I arrived at a fiasco in progress. Hempfest General Manager Sharon Whitson was already on the scene. “I’m just letting you know,” she spoke in a conciliatory tone, “it’s not Felony Fest. We break ground, not law, and what you’re doing is counterproductive to our attempt to legalize and normalize cannabis. We understand. It doesn’t matter. What you’re doing is sensationalism, and I get that you’re into activism and that you’re trying to find your voice. But we have to preserve our permit and we can’t allow the law to be broken onsite. SPD is en route right now” – someone booed – “and I’m letting you know. I’m not into people getting arrested for marijuana.”

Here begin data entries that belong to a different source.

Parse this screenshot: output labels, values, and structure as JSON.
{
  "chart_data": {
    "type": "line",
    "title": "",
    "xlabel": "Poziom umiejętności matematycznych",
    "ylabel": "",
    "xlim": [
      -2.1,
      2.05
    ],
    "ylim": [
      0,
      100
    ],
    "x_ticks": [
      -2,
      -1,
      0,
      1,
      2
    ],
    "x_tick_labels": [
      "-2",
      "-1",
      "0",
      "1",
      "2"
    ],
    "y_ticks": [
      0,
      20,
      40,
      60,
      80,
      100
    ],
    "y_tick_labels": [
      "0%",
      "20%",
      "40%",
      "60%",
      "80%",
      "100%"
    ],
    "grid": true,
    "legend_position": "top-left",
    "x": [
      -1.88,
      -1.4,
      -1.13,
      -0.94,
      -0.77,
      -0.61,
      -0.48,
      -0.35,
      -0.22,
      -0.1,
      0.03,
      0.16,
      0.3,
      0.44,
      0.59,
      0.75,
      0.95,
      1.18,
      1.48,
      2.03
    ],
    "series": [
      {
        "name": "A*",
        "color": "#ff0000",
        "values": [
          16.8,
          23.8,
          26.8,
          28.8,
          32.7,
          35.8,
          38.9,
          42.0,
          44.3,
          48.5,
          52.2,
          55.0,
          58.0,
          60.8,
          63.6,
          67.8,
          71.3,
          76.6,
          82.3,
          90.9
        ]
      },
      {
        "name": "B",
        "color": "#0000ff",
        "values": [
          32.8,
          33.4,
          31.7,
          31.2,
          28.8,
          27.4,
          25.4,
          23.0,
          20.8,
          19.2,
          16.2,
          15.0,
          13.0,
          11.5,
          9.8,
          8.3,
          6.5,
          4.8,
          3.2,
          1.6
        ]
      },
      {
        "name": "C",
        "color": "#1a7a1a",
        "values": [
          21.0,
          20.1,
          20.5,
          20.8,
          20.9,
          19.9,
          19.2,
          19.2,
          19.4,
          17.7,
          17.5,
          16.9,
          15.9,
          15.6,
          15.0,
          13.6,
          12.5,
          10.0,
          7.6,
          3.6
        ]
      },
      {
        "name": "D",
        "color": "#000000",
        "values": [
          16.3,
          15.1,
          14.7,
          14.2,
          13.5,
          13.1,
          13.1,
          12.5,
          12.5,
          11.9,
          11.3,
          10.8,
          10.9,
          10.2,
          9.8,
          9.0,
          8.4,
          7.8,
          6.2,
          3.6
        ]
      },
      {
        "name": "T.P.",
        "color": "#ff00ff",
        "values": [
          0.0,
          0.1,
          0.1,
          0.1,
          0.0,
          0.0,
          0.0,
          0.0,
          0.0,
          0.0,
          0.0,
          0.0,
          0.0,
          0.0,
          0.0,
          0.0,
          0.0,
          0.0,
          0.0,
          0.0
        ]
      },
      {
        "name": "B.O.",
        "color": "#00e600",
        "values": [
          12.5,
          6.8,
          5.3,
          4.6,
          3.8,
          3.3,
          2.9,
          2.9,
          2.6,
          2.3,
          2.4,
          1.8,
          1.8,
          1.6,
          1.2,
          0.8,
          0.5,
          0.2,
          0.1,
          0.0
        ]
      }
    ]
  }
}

That did it. By the time the cops did arrive a few minutes later, most of the gathered crowd (which appeared far short of the aspirational 1,000) had dispersed, leaving Roach to hold down his side of an awkward explication of the federal Racketeering Influenced and Corrupt Organizations Act. Eventually Roach agreed to let the police escort him and his few remaining supporters out of the park, where he exhorted passersby in vain to join his project. Within a few minutes, he gave up.
There and back again
Night rolled past the tinted windows of a long, empty car. Mike drove up front, hugging the highway lines as stoically as ever. We’d dropped Elvy off back in Eugene, with all the warm hugs and kind words we’d earned together over the weekend. But by the time the dark of the night hung like a low blanket over the horizon, the jagged mountains of northern California had already welcomed us in; so I sat on the edge of a vacuous leather bench in a long, hollow cab and brooded the future. The world’s largest protestival had grown so ironically large that the subversion of authority it aimed to effect had finally and fully been realized. The oppressed became the oppressor at a time when oppression had begun to lose its edge; the drug war trenches began to resemble the padded altercations of inconsiderate roommates. And now there are unwashed dishes reeking the sink.
What would I do next year? Would I find my own act of disobedience, in moral support of Roach? Does Hempfest need that spirit now?
Perhaps it does. But before I drifted off to sleep beneath the looming heave of Shasta mounting to the upper distances, I decided to do it in my own space, and on my own time. Whatever the event may have become, the phenomenal feats of logistics and the long march of bravery which brought us all to it, together, earned the organizers some slack to have it their own way. I’d act up, for sure; but not there. Not yet.